Table Mountain is at the northern end of a sandstone mountain range that forms the spine of the Cape Peninsula. To the south of the main plateau is a lower part of the range called the Back Table. On the Atlantic coast of the peninsula, the range is known as the Twelve Apostles. The range continues southwards to Cape PointTable Mountain is featured in the Flag of Cape Town and other local government insignia. It is a significant tourist attraction, with many visitors using the cableway or hiking to the top. 
Source:

The painter 
William Hodges was an English painter, member of James Cook's second voyage to the Pacific Ocean, and best known for the sketches and paintings of locations he visited on that voyage, including Table Bay, Tahiti, Easter Island, and the Antarctic.
 He studied under William Shipley, and afterwards in the studio of Richard Wilson, where he met Thomas Jones.
Between 1772 and 1775 Hodges accompanied James Cook to the Pacific as the expedition's artist. Many of his sketches and wash paintings were adapted as engravings in the original published edition of Cook's journals from the voyage.
Most of the large-scale landscape oil paintings from his Pacific travels for which Hodges is best known were finished after his return to London; he received a salary from the Admiralty for the purposes of completing them. These paintings depicted a stronger light and shadow than had been usual in European landscape tradition. Contemporary art critics complained that his use of light and colour contrasts gave his paintings a rough and unfinished appearance.
In 1778, under the patronage of Warren Hastings, Hodges travelled to India, one of the first British professional landscape painters to visit that country. He remained there for six years, staying in Lucknow with Claude Martin in 1783. His painting of "Futtypoor Sicri" is in Sir John Soane's Museum.
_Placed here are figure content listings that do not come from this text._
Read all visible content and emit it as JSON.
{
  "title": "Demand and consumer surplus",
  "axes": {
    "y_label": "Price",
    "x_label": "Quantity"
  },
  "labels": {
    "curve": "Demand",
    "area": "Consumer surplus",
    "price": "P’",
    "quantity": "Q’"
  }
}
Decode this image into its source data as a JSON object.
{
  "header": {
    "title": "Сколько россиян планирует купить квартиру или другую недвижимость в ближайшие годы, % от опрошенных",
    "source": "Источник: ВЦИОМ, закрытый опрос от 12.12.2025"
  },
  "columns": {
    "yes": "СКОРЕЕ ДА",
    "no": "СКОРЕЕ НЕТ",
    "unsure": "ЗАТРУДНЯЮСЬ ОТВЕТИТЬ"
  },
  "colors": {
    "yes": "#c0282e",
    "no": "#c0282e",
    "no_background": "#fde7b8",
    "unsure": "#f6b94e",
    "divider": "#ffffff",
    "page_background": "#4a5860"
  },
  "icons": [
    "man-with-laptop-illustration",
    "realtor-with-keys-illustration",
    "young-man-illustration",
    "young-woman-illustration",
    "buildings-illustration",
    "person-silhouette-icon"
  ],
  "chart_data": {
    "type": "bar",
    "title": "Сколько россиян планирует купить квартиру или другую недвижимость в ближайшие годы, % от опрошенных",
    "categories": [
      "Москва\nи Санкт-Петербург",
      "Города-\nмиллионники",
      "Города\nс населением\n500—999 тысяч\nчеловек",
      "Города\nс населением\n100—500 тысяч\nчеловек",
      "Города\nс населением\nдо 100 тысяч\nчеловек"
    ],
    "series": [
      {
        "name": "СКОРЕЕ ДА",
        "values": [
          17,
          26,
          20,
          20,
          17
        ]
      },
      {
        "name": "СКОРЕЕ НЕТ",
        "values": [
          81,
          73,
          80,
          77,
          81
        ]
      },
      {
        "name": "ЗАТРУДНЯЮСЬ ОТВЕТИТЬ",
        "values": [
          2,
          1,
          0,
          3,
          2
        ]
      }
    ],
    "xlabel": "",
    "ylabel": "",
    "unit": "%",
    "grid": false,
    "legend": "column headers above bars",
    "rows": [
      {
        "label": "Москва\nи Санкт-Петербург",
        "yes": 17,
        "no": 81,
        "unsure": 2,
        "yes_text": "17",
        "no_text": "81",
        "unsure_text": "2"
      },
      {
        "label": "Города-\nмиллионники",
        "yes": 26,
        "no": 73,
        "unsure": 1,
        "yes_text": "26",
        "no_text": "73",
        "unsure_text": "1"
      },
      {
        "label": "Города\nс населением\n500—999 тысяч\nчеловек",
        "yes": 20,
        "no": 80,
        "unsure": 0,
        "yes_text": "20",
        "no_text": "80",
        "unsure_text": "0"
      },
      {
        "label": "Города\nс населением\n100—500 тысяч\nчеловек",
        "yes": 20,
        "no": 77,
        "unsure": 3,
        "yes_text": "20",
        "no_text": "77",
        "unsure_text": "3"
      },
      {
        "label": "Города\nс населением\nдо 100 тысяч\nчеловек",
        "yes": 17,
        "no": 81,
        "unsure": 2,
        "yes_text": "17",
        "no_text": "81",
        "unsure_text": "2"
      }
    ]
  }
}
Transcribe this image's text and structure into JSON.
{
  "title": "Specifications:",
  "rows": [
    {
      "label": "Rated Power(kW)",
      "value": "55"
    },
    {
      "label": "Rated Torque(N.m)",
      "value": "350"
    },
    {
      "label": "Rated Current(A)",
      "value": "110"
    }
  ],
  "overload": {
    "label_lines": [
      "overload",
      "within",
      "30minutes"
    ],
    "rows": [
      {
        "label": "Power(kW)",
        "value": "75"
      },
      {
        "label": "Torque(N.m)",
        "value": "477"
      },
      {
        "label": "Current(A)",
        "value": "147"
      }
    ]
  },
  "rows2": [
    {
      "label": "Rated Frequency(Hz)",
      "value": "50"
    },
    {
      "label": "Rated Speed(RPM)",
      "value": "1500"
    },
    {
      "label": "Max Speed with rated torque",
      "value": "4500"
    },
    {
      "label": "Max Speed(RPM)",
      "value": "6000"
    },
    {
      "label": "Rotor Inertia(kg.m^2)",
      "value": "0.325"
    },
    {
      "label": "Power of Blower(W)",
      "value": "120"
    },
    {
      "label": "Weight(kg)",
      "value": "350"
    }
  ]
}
Later Hodges travelled also across Europe, including a visit to St. Petersburg in Russia in 1790.
In 1793 Hodges published an illustrated book about his travels in India.
In late 1794 Hodges opened an exhibition of his own works in London that included two large paintings called The Effects of Peace and The Effects of War.  In late January, 1795, with Britain engaged in the War of the First Coalition against Revolutionary France and feelings running high, the exhibition was visited by Prince Frederick, Duke of York and Albany, the second son of King George III. The Duke took offence at the political nature of Hodges' paintings and ordered the exhibition closed; this royal censure effectively ended Hodges' career as a painter.
Hodges retired to Devon and became involved with a bank, which failed during the banking crisis of March, 1797. On 6 March of that year, he died from what was officially recorded as "gout in the stomach", but which was also rumoured to be suicide from an overdose of laudanum.
Hodges Knoll in Antarctica is named after William Hodges.